For most of the history of Earth, the changes have been more gradual. One sea turtle (I think it is the Loggerhead) has had 100 million years to adapt to the widening Atlantic, and now swims half an ocean to lay eggs on a small cluster of mid-Atlantic islands. When that turtle species first evolved, the swim was just a few miles.

In chapter after chapter, recounting the stories of their charges, the authors help us understand the dilemmas all creatures face to send forth their offspring, hostages to an uncertain future. The Ptarmigan of the title lives on the edge of freezing, and the mother birds make constantly shifting choices for their chicks. The chicks are precocious, and must get their own food from birth. But in a cold springtime, they chill quickly, and the mother calls them to brood under her warm feathers. The authors undertook a study to determine just how close the chicks come to freezing, and how close they come to starving as the weather cools. They found there is still a bit of margin in favor of the chicks; the mother birds don't nest so far north that they'd be unable to raise their chicks.

Another point of interest arose when they studied coop-raised Rock Ptarmigans, a control group for their work. Wild Ptarmigans don't have a gall bladder. Autopsy studies of coop-raised birds showed that they did have gall bladders. It is an example of epigenetics, in this case an organ that is potentially there, but is not grown unless the environment demands it. There was a lot more fat in the coop-raised birds' diet than a wild bird gets, so they grew a gall bladder to cope with the different diet. Epigenetics explains a lot of seemingly hidden features that are expressed only when an environmental shift requires their expression. It is a side point to this book's thesis, but is an area of much study as scientists seek to refine our understanding of natural selection.

In one chapter, the authors ask, what about Humans? Are we still subject to nature's laws? We most certainly are. While we have tried to produce a global perpetual motion machine, we will never be able to extract energy that simply isn't there. What is the world's carrying capacity for Homo sapiens? It is likely that we have already exceeded it. Food may not be the crucial factor. I have been predicting for several years that we will soon enter an era of Water Wars.

Liberal democratic political philosophy is based on the principle, the greatest good for the greatest number. Right now, there is great good for a relative few, a growing "middle class" that is at least comfortable, but an even more rapidly growing underclass for whom the term "misery index" is a sad irony. We measure their penury, but do little about it. There is a reason that a few of the "thirdest" of third world countries have life expectancies not much over forty years. Nature cannot be denied. If the numbers of humans continues to increase, the proportion of them that live with little misery will decrease, perhaps to zero. We are the first species with the cleverness to get ourselves into such a dilemma. Will we have the intelligence to get ourselves out? If we don't, nature will do it for us, but at a much greater cost in human suffering.

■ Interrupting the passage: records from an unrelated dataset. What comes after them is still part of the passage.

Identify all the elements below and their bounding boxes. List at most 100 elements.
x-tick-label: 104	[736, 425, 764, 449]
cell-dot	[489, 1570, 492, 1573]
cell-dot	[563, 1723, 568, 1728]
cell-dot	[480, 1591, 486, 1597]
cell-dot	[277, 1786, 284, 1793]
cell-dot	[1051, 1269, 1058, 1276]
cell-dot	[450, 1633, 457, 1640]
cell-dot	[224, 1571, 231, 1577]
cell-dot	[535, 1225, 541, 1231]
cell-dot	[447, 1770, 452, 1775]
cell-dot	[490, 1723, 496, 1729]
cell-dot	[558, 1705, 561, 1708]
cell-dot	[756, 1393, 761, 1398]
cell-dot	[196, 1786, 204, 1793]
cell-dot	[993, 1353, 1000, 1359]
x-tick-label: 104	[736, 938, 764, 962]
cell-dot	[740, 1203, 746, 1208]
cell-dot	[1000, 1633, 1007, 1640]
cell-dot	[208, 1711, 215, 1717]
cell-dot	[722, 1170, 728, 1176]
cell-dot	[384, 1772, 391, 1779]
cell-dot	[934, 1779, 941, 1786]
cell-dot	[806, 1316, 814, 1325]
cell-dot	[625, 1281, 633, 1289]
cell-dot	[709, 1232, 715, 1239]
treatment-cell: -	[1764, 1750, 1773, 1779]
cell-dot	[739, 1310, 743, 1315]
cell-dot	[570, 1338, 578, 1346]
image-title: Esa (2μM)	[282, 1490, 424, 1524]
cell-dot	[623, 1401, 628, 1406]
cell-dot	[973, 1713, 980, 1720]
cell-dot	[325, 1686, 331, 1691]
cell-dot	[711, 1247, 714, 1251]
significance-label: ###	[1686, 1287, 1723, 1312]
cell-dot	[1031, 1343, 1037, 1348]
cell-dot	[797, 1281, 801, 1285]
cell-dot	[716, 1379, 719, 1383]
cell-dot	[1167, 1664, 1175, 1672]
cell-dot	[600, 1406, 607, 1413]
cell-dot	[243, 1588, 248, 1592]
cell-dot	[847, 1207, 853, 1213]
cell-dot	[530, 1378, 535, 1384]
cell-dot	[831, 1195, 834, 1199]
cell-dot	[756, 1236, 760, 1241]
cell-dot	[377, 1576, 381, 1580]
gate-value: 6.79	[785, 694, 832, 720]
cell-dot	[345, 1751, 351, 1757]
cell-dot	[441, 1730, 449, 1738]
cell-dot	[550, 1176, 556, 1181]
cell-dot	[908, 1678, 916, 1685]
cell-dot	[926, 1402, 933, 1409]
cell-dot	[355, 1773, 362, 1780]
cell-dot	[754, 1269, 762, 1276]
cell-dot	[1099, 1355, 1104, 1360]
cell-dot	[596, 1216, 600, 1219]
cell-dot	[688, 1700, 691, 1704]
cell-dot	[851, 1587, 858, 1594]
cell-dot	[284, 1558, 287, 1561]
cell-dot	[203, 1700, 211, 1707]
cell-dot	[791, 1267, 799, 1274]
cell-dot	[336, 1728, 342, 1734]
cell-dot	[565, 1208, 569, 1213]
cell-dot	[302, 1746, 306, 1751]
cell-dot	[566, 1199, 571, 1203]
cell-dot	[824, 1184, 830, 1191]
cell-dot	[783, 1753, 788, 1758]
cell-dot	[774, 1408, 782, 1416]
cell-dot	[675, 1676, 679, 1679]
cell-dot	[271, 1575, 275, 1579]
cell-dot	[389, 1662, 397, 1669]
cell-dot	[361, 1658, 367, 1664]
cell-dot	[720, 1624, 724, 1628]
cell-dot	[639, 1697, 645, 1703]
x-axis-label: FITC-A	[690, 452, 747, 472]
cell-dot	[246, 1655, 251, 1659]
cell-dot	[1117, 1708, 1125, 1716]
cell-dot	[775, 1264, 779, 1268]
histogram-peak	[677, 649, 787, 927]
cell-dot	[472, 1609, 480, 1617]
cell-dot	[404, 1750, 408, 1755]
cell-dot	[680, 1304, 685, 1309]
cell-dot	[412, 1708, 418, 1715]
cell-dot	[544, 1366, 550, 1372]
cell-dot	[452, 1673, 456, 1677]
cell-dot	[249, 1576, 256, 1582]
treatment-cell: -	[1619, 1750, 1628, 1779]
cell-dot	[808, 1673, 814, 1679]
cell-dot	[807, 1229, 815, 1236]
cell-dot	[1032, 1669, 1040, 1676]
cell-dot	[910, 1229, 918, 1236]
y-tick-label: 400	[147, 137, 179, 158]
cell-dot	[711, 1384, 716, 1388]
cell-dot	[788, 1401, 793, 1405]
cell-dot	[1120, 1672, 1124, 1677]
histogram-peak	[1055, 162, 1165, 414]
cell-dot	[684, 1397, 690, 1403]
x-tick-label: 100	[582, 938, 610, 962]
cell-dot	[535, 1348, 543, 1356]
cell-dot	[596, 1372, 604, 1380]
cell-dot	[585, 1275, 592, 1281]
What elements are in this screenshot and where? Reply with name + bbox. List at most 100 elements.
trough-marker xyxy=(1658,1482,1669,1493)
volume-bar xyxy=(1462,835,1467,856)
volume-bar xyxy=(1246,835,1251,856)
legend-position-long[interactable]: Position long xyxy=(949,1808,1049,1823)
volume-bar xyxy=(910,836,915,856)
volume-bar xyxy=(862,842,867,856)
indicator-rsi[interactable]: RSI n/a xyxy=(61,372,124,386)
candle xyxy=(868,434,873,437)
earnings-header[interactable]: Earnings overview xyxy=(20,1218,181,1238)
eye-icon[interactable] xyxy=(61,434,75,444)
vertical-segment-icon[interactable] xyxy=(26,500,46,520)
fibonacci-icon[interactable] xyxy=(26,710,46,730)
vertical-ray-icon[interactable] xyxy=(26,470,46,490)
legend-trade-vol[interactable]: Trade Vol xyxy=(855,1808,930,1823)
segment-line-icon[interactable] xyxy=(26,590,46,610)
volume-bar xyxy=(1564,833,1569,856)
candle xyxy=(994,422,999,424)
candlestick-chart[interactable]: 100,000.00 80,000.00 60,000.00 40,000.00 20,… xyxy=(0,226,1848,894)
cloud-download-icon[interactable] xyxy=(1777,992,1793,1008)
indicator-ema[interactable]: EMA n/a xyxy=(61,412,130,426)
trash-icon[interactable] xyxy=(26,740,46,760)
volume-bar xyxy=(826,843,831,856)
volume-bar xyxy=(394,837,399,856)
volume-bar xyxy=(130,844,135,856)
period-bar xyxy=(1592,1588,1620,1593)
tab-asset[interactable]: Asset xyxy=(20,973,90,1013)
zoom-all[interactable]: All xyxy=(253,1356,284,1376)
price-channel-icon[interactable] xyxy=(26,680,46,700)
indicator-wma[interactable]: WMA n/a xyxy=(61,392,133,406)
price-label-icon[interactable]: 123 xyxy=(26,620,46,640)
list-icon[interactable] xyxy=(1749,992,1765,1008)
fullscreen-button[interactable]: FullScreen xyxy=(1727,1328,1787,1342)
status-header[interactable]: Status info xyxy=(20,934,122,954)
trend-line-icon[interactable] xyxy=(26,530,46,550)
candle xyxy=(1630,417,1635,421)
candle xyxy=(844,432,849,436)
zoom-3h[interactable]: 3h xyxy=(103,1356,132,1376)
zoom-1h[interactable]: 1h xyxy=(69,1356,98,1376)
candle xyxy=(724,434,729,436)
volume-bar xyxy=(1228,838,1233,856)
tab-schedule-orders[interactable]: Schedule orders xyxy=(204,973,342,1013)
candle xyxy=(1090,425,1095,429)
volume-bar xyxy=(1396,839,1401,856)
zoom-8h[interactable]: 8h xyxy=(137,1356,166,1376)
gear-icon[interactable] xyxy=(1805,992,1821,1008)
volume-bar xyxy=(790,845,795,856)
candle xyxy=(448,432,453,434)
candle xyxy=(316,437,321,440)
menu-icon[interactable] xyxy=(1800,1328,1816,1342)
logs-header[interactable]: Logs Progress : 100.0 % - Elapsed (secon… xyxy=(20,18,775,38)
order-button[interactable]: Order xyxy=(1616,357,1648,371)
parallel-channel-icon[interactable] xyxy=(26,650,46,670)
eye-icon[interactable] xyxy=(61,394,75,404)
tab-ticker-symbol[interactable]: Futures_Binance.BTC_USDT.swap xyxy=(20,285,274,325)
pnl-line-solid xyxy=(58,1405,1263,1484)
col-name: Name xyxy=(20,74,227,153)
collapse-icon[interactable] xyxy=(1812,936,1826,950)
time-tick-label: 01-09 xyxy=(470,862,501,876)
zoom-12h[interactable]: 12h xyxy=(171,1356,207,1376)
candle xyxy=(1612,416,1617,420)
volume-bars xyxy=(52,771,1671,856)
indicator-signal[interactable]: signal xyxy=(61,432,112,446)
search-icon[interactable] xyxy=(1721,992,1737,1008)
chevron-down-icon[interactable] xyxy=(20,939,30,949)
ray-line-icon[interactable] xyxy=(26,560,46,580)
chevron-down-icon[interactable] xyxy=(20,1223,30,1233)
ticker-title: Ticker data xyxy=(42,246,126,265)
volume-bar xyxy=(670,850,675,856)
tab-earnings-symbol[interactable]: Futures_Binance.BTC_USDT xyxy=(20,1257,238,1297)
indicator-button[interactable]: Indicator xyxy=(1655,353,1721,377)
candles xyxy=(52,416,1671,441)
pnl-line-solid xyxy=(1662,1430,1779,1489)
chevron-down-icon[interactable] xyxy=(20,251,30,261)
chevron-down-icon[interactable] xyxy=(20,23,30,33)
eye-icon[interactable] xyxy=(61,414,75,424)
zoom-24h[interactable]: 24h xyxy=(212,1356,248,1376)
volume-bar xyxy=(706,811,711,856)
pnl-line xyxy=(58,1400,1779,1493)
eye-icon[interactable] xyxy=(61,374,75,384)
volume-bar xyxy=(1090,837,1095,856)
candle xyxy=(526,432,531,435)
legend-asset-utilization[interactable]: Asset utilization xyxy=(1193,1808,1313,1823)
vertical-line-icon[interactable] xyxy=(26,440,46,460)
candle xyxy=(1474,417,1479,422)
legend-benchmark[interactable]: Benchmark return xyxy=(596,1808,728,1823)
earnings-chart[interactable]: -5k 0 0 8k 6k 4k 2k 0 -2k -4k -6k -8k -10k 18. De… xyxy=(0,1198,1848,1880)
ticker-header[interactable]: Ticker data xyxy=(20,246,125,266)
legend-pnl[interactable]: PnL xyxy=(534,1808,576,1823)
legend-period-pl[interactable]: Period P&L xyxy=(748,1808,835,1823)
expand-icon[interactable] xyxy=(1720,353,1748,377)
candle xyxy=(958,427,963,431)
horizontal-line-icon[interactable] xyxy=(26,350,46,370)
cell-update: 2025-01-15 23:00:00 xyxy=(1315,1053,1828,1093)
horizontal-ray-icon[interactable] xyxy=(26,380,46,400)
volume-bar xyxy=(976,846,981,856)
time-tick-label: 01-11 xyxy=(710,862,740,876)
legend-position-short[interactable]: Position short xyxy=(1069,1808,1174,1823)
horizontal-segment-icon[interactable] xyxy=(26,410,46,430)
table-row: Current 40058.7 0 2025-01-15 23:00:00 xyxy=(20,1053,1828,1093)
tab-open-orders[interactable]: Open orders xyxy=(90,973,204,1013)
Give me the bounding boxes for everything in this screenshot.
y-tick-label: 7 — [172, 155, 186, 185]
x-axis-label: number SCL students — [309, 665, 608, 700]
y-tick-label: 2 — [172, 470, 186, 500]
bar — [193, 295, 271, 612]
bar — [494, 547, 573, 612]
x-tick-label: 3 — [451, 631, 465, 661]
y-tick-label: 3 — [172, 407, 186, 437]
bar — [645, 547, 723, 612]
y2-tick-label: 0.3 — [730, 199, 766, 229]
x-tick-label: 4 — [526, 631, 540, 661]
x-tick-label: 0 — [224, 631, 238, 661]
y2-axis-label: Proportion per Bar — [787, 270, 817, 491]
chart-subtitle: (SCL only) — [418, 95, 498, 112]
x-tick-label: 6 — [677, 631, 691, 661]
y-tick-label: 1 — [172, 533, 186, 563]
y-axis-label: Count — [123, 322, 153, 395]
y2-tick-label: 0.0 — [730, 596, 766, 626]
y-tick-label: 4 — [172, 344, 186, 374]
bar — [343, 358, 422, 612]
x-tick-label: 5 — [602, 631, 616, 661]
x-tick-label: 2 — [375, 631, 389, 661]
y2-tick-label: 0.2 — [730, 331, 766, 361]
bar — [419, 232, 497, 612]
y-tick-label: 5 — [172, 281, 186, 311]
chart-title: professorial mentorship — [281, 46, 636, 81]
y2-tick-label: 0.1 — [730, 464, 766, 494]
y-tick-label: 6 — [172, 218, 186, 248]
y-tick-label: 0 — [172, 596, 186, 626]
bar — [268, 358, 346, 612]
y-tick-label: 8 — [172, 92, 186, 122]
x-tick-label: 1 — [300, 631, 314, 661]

I cannot end without recalling the many more lyrical portions of the book. The authors have been privileged to work in some very beautiful landscapes, which typically means landscapes with little human imprint. There aren't many left. I pray that the remaining years of humanity's residence on Earth will be marked by increasingly wise use of the resources nature provides, and of the ecological services (such as fresh water and oxygen) that we consume. For a truly livable Earth, we must find a way to achieve a smaller "human footprint", so we can not only live well without ruining all of Earth, but have the opportunity to experience some of the lovely, wild places that have been wisely kept from being "improved" by short-sighted human ambition.